My father had learned that this protected house was about to be raided by the Hungarian fascist party Arrow Cross, which was happening throughout Budapest in the late fall and winter of 1944. Jews were dragged out of these so-called protected houses and either deported, shot by the thousands into the Danube or sent on death marches west to Germany. My father, who didn’t look particularly gentile, who only had this armband and rifle, marched up to the protected house and announced that he was there to arrest my grandparents. Remarkably, he got away with the ruse. My father charged upstairs and marched his parents out at gunpoint, at which point my grandparents went into hiding and remained through the siege in a cellar on the outskirts of the city.
Why did your father return to Hungary in 1990, a place that isn’t friendly to trans people or Jews?
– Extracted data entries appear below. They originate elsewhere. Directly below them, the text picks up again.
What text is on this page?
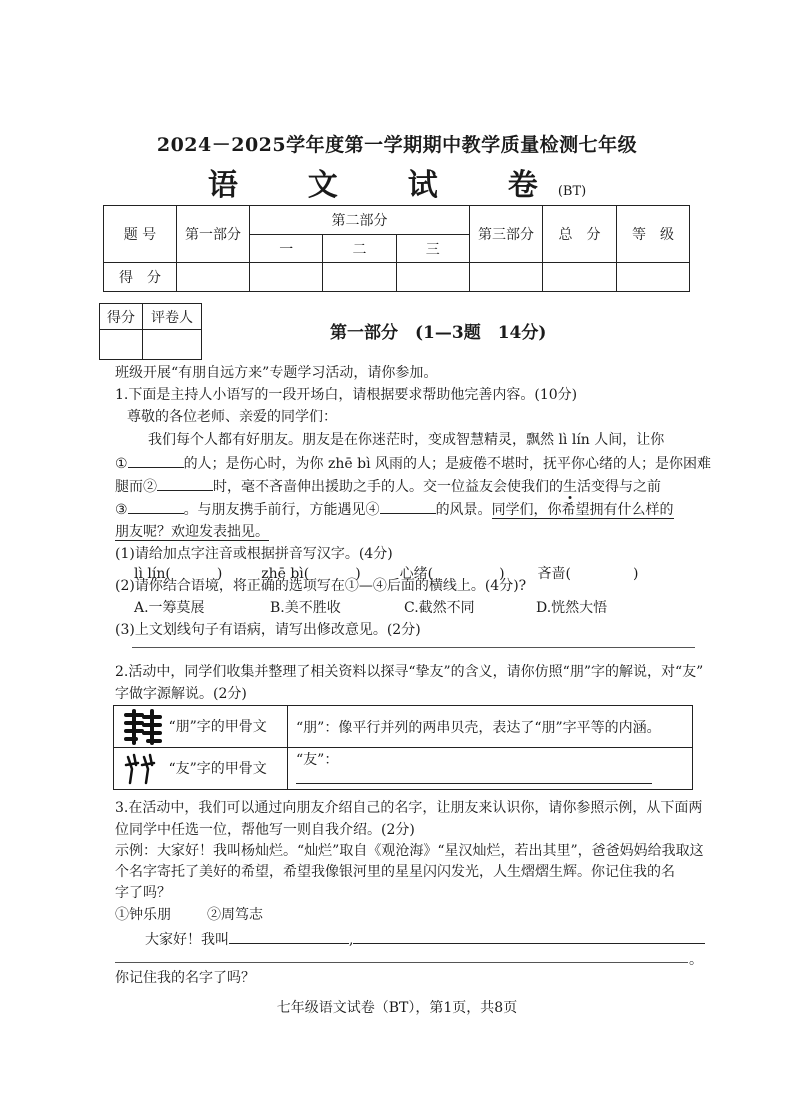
2024－2025学年度第一学期期中教学质量检测七年级
语　文　试　卷(BT)
题 号	第一部分	第二部分			第三部分	总　分	等　级
		一	二	三			
得　分							
得分	评卷人

第一部分　(1—3题　14分)
班级开展“有朋自远方来”专题学习活动，请你参加。
1.下面是主持人小语写的一段开场白，请根据要求帮助他完善内容。(10分)
尊敬的各位老师、亲爱的同学们：
我们每个人都有好朋友。朋友是在你迷茫时，变成智慧精灵，飘然 lì lín 人间，让你
①	的人；是伤心时，为你 zhē bì 风雨的人；是疲倦不堪时，抚平你心绪的人；是你困难
腿而②	时，毫不吝啬伸出援助之手的人。交一位益友会使我们的生活变得与之前
③	。与朋友携手前行，方能遇见④	的风景。同学们，你希望拥有什么样的
朋友呢？欢迎发表拙见。
(1)请给加点字注音或根据拼音写汉字。(4分)
lì lín(	)	zhē bì(	)	心绪(	) 吝啬(	)
(2)请你结合语境，将正确的选项写在①—④后面的横线上。(4分)?
A.一筹莫展	B.美不胜收	C.截然不同	D.恍然大悟
(3)上文划线句子有语病，请写出修改意见。(2分)
2.活动中，同学们收集并整理了相关资料以探寻“挚友”的含义，请你仿照“朋”字的解说，对“友”
字做字源解说。(2分)
“朋”字的甲骨文	“朋”：像平行并列的两串贝壳，表达了“朋”字平等的内涵。
“友”字的甲骨文	“友”：
3.在活动中，我们可以通过向朋友介绍自己的名字，让朋友来认识你，请你参照示例，从下面两
位同学中任选一位，帮他写一则自我介绍。(2分)
示例：大家好！我叫杨灿烂。“灿烂”取自《观沧海》“星汉灿烂，若出其里”，爸爸妈妈给我取这
个名字寄托了美好的希望，希望我像银河里的星星闪闪发光，人生熠熠生辉。你记住我的名
字了吗？
①钟乐朋	②周笃志
大家好！我叫	,
。
你记住我的名字了吗？
七年级语文试卷（BT），第1页，共8页
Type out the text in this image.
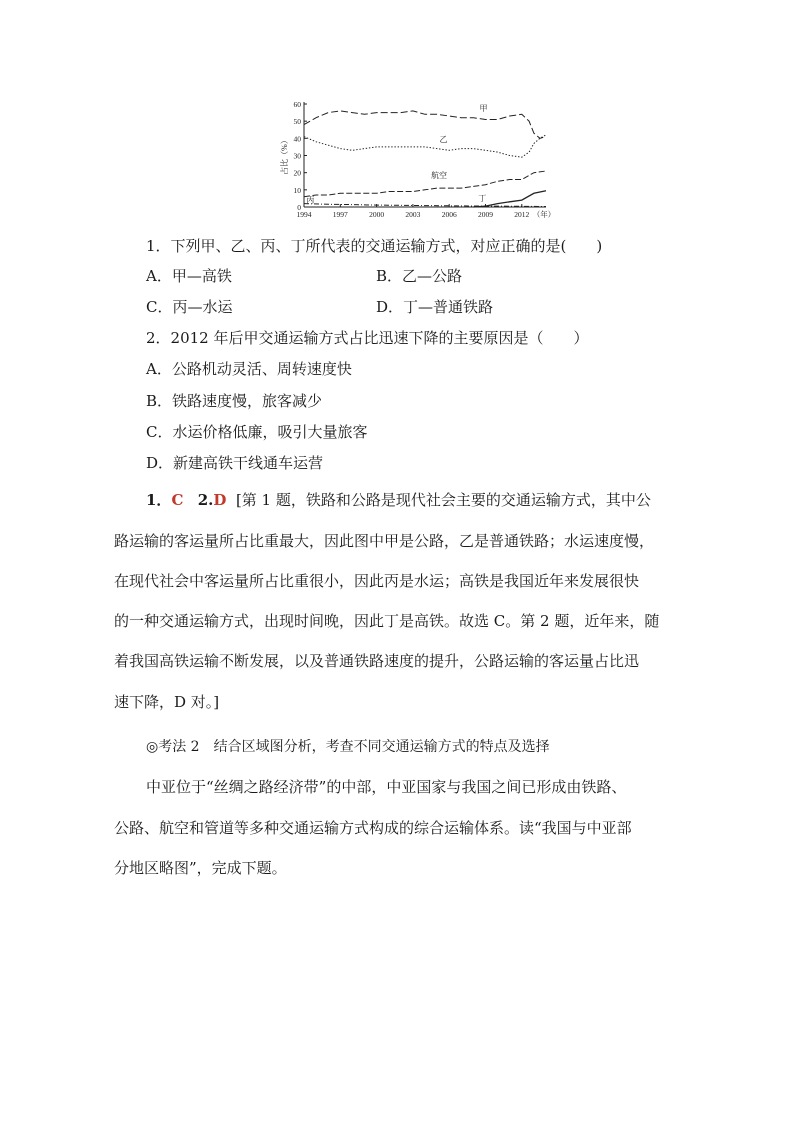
0
10
20
30
40
50
60
1994	1997	2000	2003	2006	2009	2012 （年）
占比（%）
甲
乙
航空
丙	丁
1．下列甲、乙、丙、丁所代表的交通运输方式，对应正确的是(　　)
A．甲—高铁	B．乙—公路
C．丙—水运	D．丁—普通铁路
2．2012 年后甲交通运输方式占比迅速下降的主要原因是（　　）
A．公路机动灵活、周转速度快
B．铁路速度慢，旅客减少
C．水运价格低廉，吸引大量旅客
D．新建高铁干线通车运营
1．C 2.D [第 1 题，铁路和公路是现代社会主要的交通运输方式，其中公
路运输的客运量所占比重最大，因此图中甲是公路，乙是普通铁路；水运速度慢，
在现代社会中客运量所占比重很小，因此丙是水运；高铁是我国近年来发展很快
的一种交通运输方式，出现时间晚，因此丁是高铁。故选 C。第 2 题，近年来，随
着我国高铁运输不断发展，以及普通铁路速度的提升，公路运输的客运量占比迅
速下降，D 对。]
◎考法 2　结合区域图分析，考查不同交通运输方式的特点及选择
中亚位于“丝绸之路经济带”的中部，中亚国家与我国之间已形成由铁路、
公路、航空和管道等多种交通运输方式构成的综合运输体系。读“我国与中亚部
分地区略图”，完成下题。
I struggle with that question all the time. Did my father go back to finally be accepted in the culture that had rejected him and our family so brutally during the Holocaust? Or did my father go to Hungary to snub her nose at a culture that didn’t accept her? “You didn’t like me as a Jew—now try this on for size. Now I’m going to be a trans woman in a culture not at all LGBT-friendly.”
I think she wanted to go somewhere she felt was her homeland. From the moment she came back, her experiences in Hungary made clear this was not an embracing homeland. In one of her earliest visits when she was still a man, my father was taking photographs of The Great Synagogue, which was still in ruins. A group of Hungarians were there. My father was speaking English and they thought he couldn’t understand Hungarian. They started saying, “Why would anyone take photos of this place?” and “Those dirty Jews deserved to be gassed.” It was clear that [Hungary] would not take my father in with open arms, but she returned anyway. The desire to belong to something, to feel connected, to feel tethered, was powerful for my father.
Did your father read your book before she died in 2015?
I offered that to her and she didn’t take me up on it. It’s one of the many mysteries of my father. A year before she died, she was very pleased that I had written the book, even though I told her there were a lot of things in the book she wasn’t going to like. I wonder now if that factored into her decision not to read it. In a funny way, my father rather unexpectedly was presenting me with a great gift at the end of her life—permission to be honest about her and about our relationship. Perhaps also my father finally wanted to be revealed, even through the parts of her story that she wasn’t particularly proud of. I think it’s a rather brave decision, and I hope I honored it.